按照惯例,_start符号指定ELF进入点,这是在entry.S(1036)文件中定义的。既然xv6还没有设置虚拟内存,xv6的进入点就是物理地址(1040)。
Real world
真实的情况
The boot loader described in this appendix compiles to around 470 bytes of machine code, depending on the optimizations used when compiling the C code. In order to fit in that small amount of space, the xv6 boot loader makes a major simplifying assumption, that the kernel has been written to the boot disk contiguously starting at sector 1. More commonly, kernels are stored in ordinary file systems, where they may not be contiguous, or are loaded over a network. These complications require the boot loader to be able to drive a variety of disk and network controllers and understand various file systems and network protocols. In other words, the boot loader itself must be a small operating system. Since such complicated boot loaders certainly won’t fit in 512 bytes, most PC operating systems use a two-step boot process.
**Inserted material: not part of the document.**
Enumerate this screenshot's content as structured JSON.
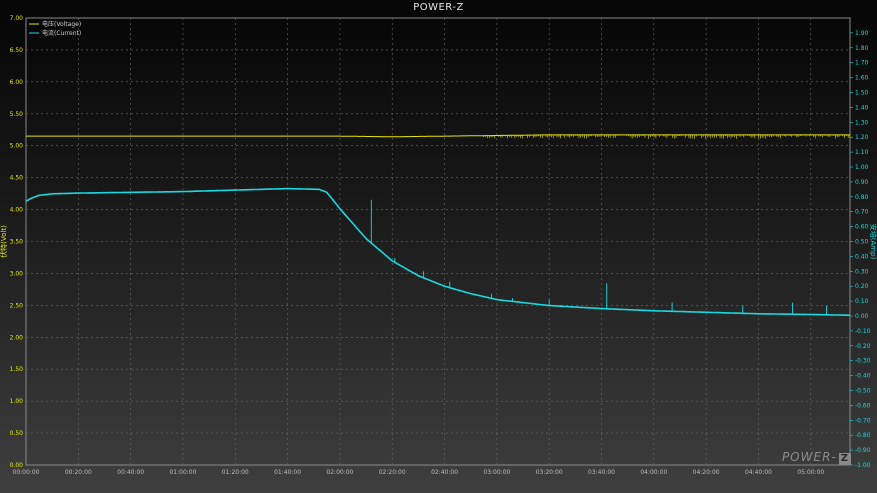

First, a simple boot loader like the one in this appendix loads a full-featured boot-loader from a known disk location, often relying on the less space-constrained BIOS for disk access rather than trying to drive the disk itself. Then the full loader, relieved of the 512-byte limit, can implement the complexity needed to locate, load, and execute the desired kernel. Perhaps a more modern design would have the BIOS directly read a larger boot loader from the disk (and start it in protected and 32-bit mode).
索引中所描述的启动器编译后的机器码大约470个字节,这也依赖于所用的C编译器的优化。为了圆整为一个小的空间,xv6启动器做了一个简单的假定,内核被写在启动磁盘从第一个扇区开始的连续扇区中。更普遍的做法是,内核被存储在普通的文件系统中,它们也许不是连接的,或者被通过网络加载。在这些复杂的情况下要求启动器能不同的磁盘和网络控制器并且理解不同文件系统和网络协议。换句话说,启动器本身是一个小的操作系统。既然这么复杂的启动器当然不能仅有512字节大小,大部分pc操作系统使用两步的启动器。首先,一个象索引中描述的这样简单的启动器从已知的磁盘位置载入一个具有全部特性的启动器,通常信赖于BIOS而不是自己来实现磁盘访问。这样当全部启动器,不再有512字节大小限制的版本,可以实现复杂的定位、载入、执行所需要的内核。也可能一个更现代的设计使用BIOS直接从磁盘上读取大的启动器(并在32位的保护模式下启动它)。
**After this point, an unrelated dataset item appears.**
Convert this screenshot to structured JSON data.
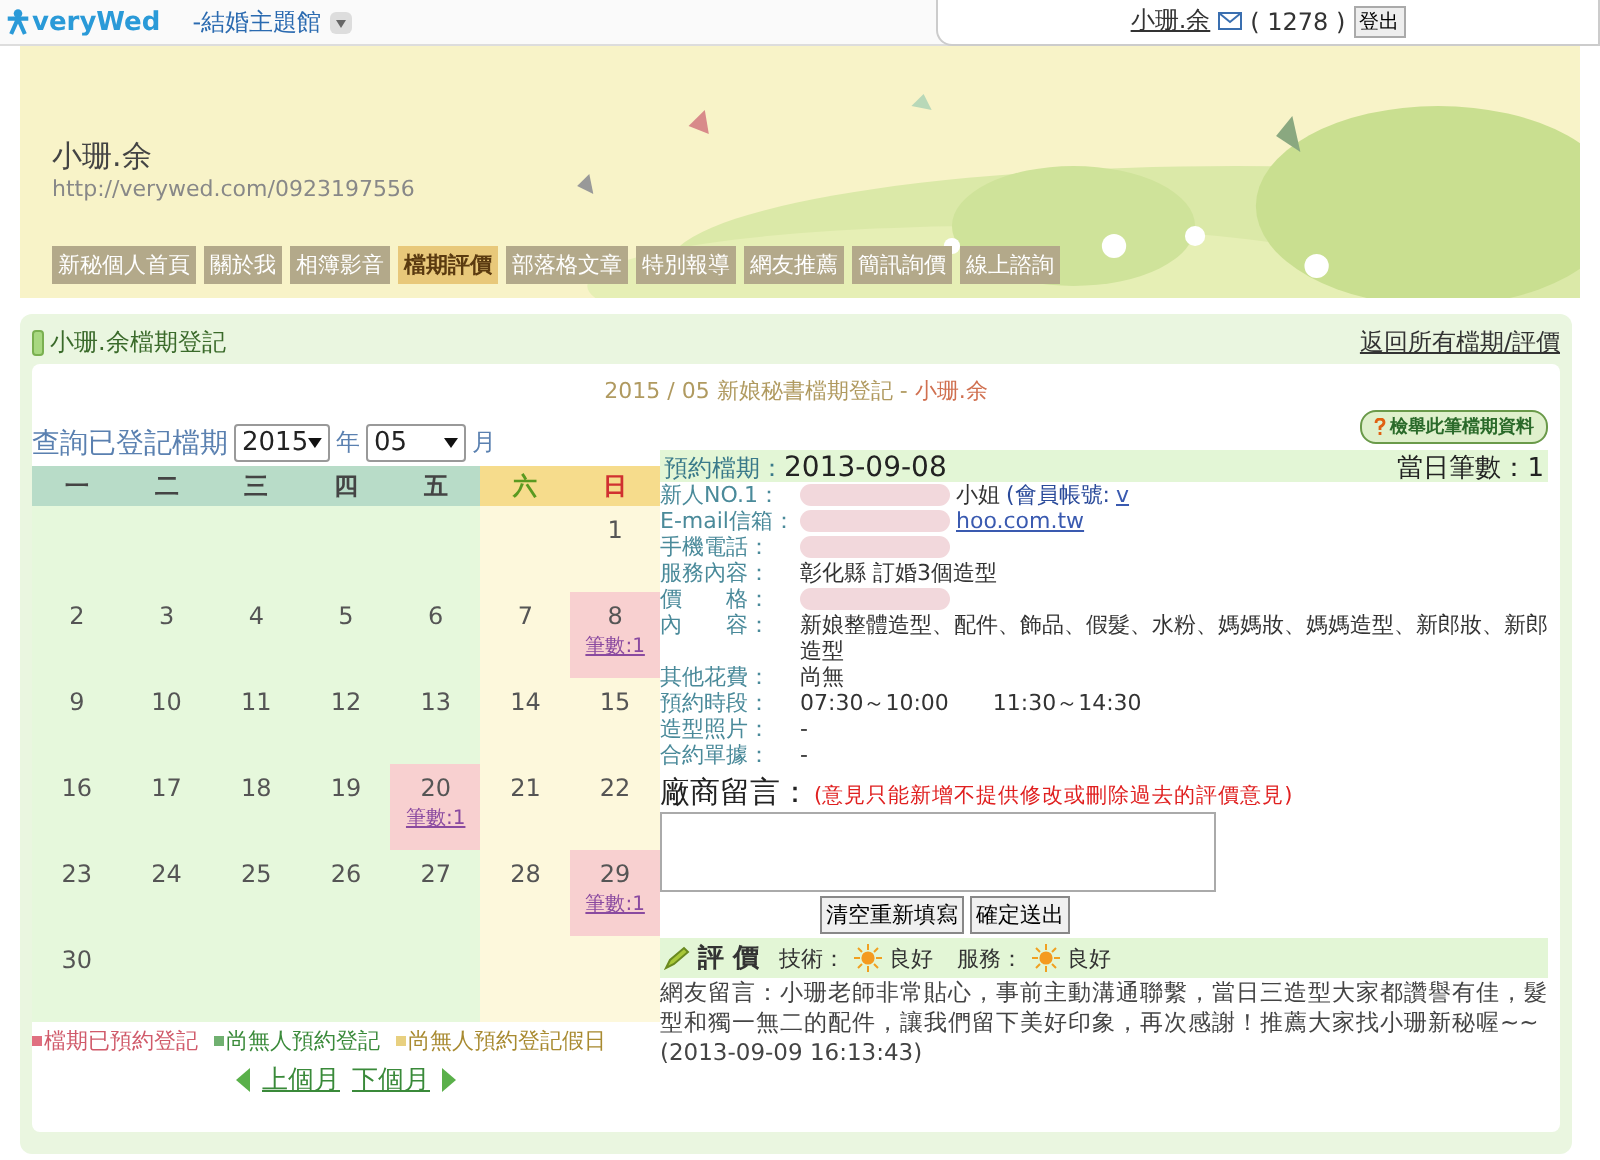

This appendix is written as if the only thing that happens between power on and the execution of the boot loader is that the BIOS loads the boot sector. In fact the BIOS does a huge amount of initialization in order to make the complex hardware of a modern computer look like a traditional standard PC.
这个索引是假定在加电并且BIOS载入启动扇区后,执行启动器是唯一的动作。事实上,为了确保现代计算机的复杂硬件更象一个传统的标准PC,BIOS做了大最的初始化工作。
Exercises
练习
1. Due to sector granularity, the call to readseg in the text is equivalent to readseg((uchar*)0x100000, 0xb500, 0x1000). In practice, this sloppy behavior turns
out not to be a problem Why doesn’t the sloppy readsect cause problems?
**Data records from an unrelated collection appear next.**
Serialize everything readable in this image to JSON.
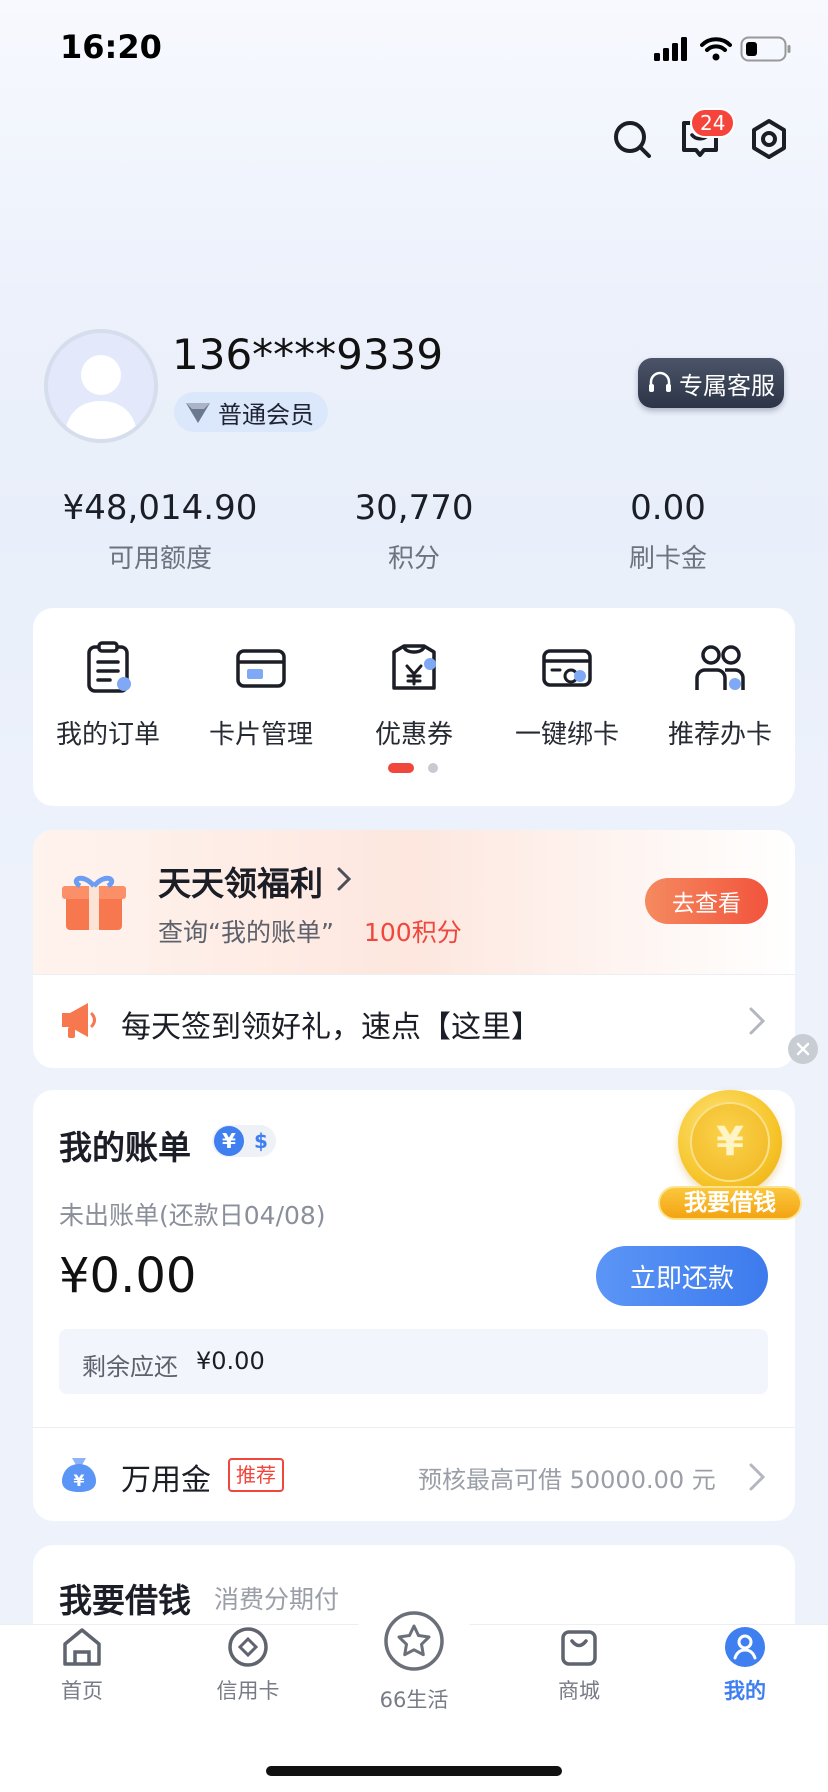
{
  "status": {
    "time": "16:20"
  },
  "header": {
    "messages_badge": "24"
  },
  "profile": {
    "phone": "136****9339",
    "level": "普通会员",
    "service_button": "专属客服"
  },
  "stats": [
    {
      "value": "¥48,014.90",
      "label": "可用额度"
    },
    {
      "value": "30,770",
      "label": "积分"
    },
    {
      "value": "0.00",
      "label": "刷卡金"
    }
  ],
  "shortcuts": [
    {
      "label": "我的订单",
      "icon": "orders-icon"
    },
    {
      "label": "卡片管理",
      "icon": "card-manage-icon"
    },
    {
      "label": "优惠券",
      "icon": "coupon-icon"
    },
    {
      "label": "一键绑卡",
      "icon": "bind-card-icon"
    },
    {
      "label": "推荐办卡",
      "icon": "refer-card-icon"
    }
  ],
  "shortcuts_page": {
    "current": 1,
    "total": 2
  },
  "welfare": {
    "title": "天天领福利",
    "desc": "查询“我的账单”",
    "points": "100积分",
    "button": "去查看",
    "signin_text": "每天签到领好礼，速点【这里】"
  },
  "bill": {
    "title": "我的账单",
    "status": "未出账单(还款日04/08)",
    "amount": "¥0.00",
    "repay_button": "立即还款",
    "remaining_label": "剩余应还",
    "remaining_value": "¥0.00",
    "currency_cny": "¥",
    "currency_usd": "$"
  },
  "loan_float": {
    "label": "我要借钱",
    "coin_symbol": "¥"
  },
  "wanyongjin": {
    "name": "万用金",
    "tag": "推荐",
    "desc": "预核最高可借 50000.00 元"
  },
  "loan_section": {
    "title": "我要借钱",
    "subtitle": "消费分期付"
  },
  "bottom_nav": [
    {
      "label": "首页"
    },
    {
      "label": "信用卡"
    },
    {
      "label": "66生活"
    },
    {
      "label": "商城"
    },
    {
      "label": "我的",
      "active": true
    }
  ],
  "colors": {
    "primary_blue": "#3f7ff0",
    "accent_red": "#f0463c",
    "orange": "#f5683d"
  }
}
由于扇区大小的原因,调用readseg等同于readseg((uchar*)0x100000, 0xb500, 0x1000)。实际上,这个草率的行为证明不会是一个问题,为什么草率的readsect会导致问题?
2. something about BIOS lasting longer + security problems
关于BIOS的长度和安全问题。
3. Suppose you wanted bootmain() to load the kernel at 0x200000 instead of 0x100000, and you did so by modifying bootmain() to add 0x100000 to the va of each ELF section. Something would go wrong. What?
假设你想在bootmain()中去将内核载入到0x200000代替0x100000,你可以修改bootmain(),在每一个ELF区域中加上0x100000。会发生什么错误。
4. It seems potentially dangerous for the boot loader to copy the ELF header to memory at the arbitrary location 0x10000. Why doesn’t it call malloc to obtain the memory it needs?
看起来启动器拷贝ELF头到一个武断内存地址0x10000是有潜在风险的。为什么不调用malloc来获得所需要的内存?